The doctor had a way of saying things that always sounded like an irreversible insult. What Gokudera didn't understand was how the same thing had been said to his mother and it was the brightest of praise. He glared at the man.
The dynamite was a slightly modified one from the standard-issue explosives, made lighter and suitable for fighting. He rolled one clumsily in his grip. He held it dangling from the fuse. Shamal snorted and pulled it away from him, flipping it lightly as he did so, and catching it between two large fingers. The thing fit in between them, a missing member.
"What a lame answer! Why can't I get a sword, or little remote-controlled daggers, why'd I have to get...FIREWORKS."
The doctor's eyebrow arched ever so slightly at the last word, but the childish contempt was naturally forthcoming. It was true, the boy had as-yet small hands, but their strength and dexterity for such an age was due to the pieces the boy played on his instrument.
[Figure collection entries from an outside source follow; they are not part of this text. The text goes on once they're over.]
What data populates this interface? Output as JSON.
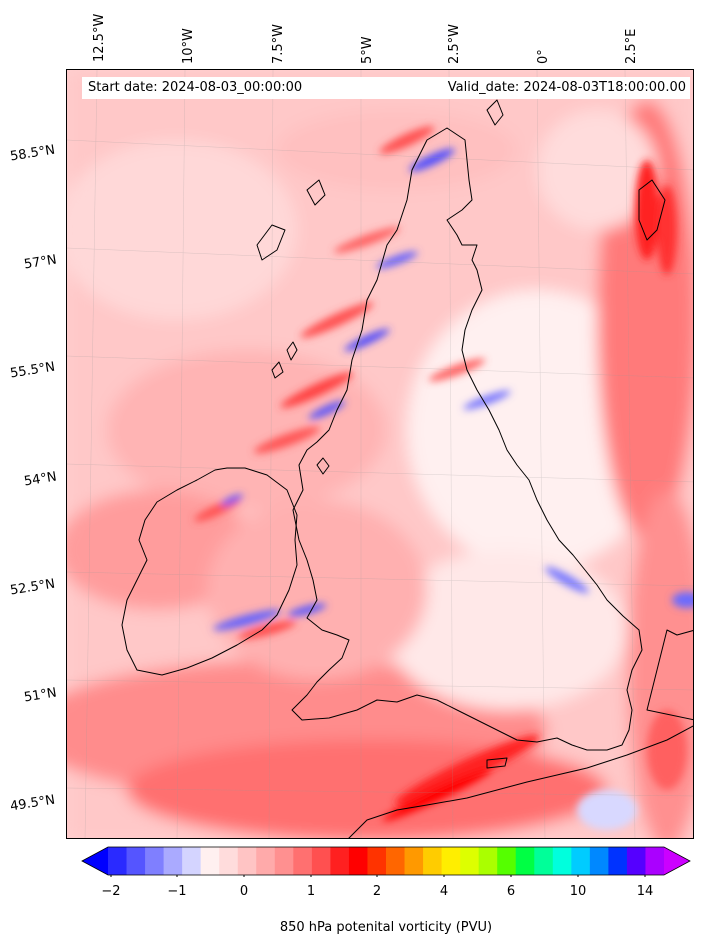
{
  "map": {
    "start_date": "Start date: 2024-08-03_00:00:00",
    "valid_date": "Valid_date: 2024-08-03T18:00:00.00",
    "lon_labels": [
      "12.5°W",
      "10°W",
      "7.5°W",
      "5°W",
      "2.5°W",
      "0°",
      "2.5°E"
    ],
    "lat_labels": [
      "58.5°N",
      "57°N",
      "55.5°N",
      "54°N",
      "52.5°N",
      "51°N",
      "49.5°N"
    ],
    "colors": {
      "background": "#ffd0d0",
      "land_outline": "#000000",
      "strong_red": "#ff2020",
      "blue": "#3030ff"
    }
  },
  "colorbar": {
    "label": "850 hPa potenital vorticity (PVU)",
    "tick_labels": [
      "−2",
      "−1",
      "0",
      "1",
      "2",
      "4",
      "6",
      "10",
      "14"
    ],
    "colors": [
      "#0000ff",
      "#2a2aff",
      "#5555ff",
      "#7f7fff",
      "#aaaaff",
      "#d4d4ff",
      "#fff0f0",
      "#ffdcdc",
      "#ffc4c4",
      "#ffaaaa",
      "#ff9090",
      "#ff7070",
      "#ff5050",
      "#ff2020",
      "#ff0000",
      "#ff3300",
      "#ff6600",
      "#ff9900",
      "#ffcc00",
      "#ffee00",
      "#ddff00",
      "#aaff00",
      "#55ff00",
      "#00ff44",
      "#00ff99",
      "#00ffdd",
      "#00ccff",
      "#0088ff",
      "#0033ff",
      "#5500ff",
      "#aa00ff",
      "#cc00ff"
    ]
  }
}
A sword would have been too cumbersome for him, and fistfighting was for hands better used to curling inward into themselves defensively.
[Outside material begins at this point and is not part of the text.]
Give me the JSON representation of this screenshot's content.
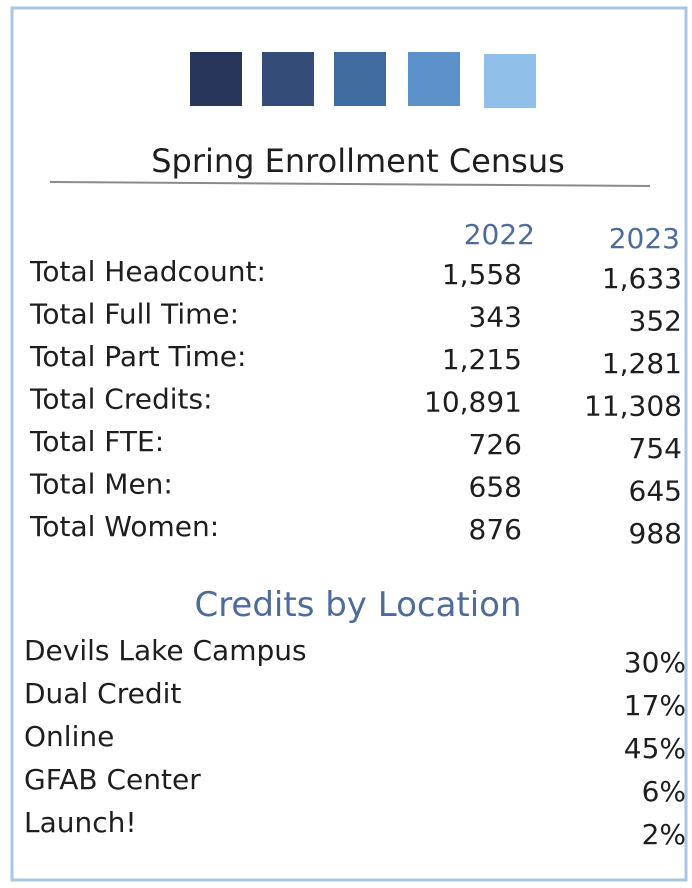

That was the boy's problem, Shamal diagnosed (and he was precise in his science) early on; the need to stand out, the need to be flashy, to do things with a bang.
Well.
The boy stared outward to the port, where they could see it from the veranda of the mansion, where the ships came to dock at the violet hour. It was warm enough now at least to stand outside against the sea, and the thawing rains had decreased their presence in the south. He was glaring now at his own hands, which he spread outwards, fingers splayed; he would do the same thing years later when, in a forest clearing with barely any practice bombs left to work on, he wondered how he could possibly achieve great things with such small, mid-ranged weapons?
But of course this sheltered mafioso's son wouldn't understand. A bomb in one's possession meant protection, but to Gokudera, these were simply the ugly origins of the pyrotechnics that bloomed above the Teatro after a major opera. This boy went to sleep to the lullaby of the city's finest musicians, not to neighborhood talks of invasion. Throwing a bomb in the doctor's old Turkish village meant you controlled the distance between yourself and your opponent, and the explosion that followed covered the footfalls of one's retreat, one's attack.
Shamal would have to take a different strategy, show the boy that what he already had––his music––was perfect for what he would soon learn how to master.
"You have a pianist's hands," the doctor said again, meaning that the boy would make a dangerous art of this, that the bombs would not simply be just a tool for survival. "Long fingers, like candles. Which means you'll understand the handling of this weapon fairly well."
Gokudera's eyes went wide as Shamal raised his hands, a maestro before his skeptic audience. Dynamites tucked between his fingers like the half-notes on a keyboard, he released them with a sudden jerk of his arms, and music erupted in the thin air of the evening.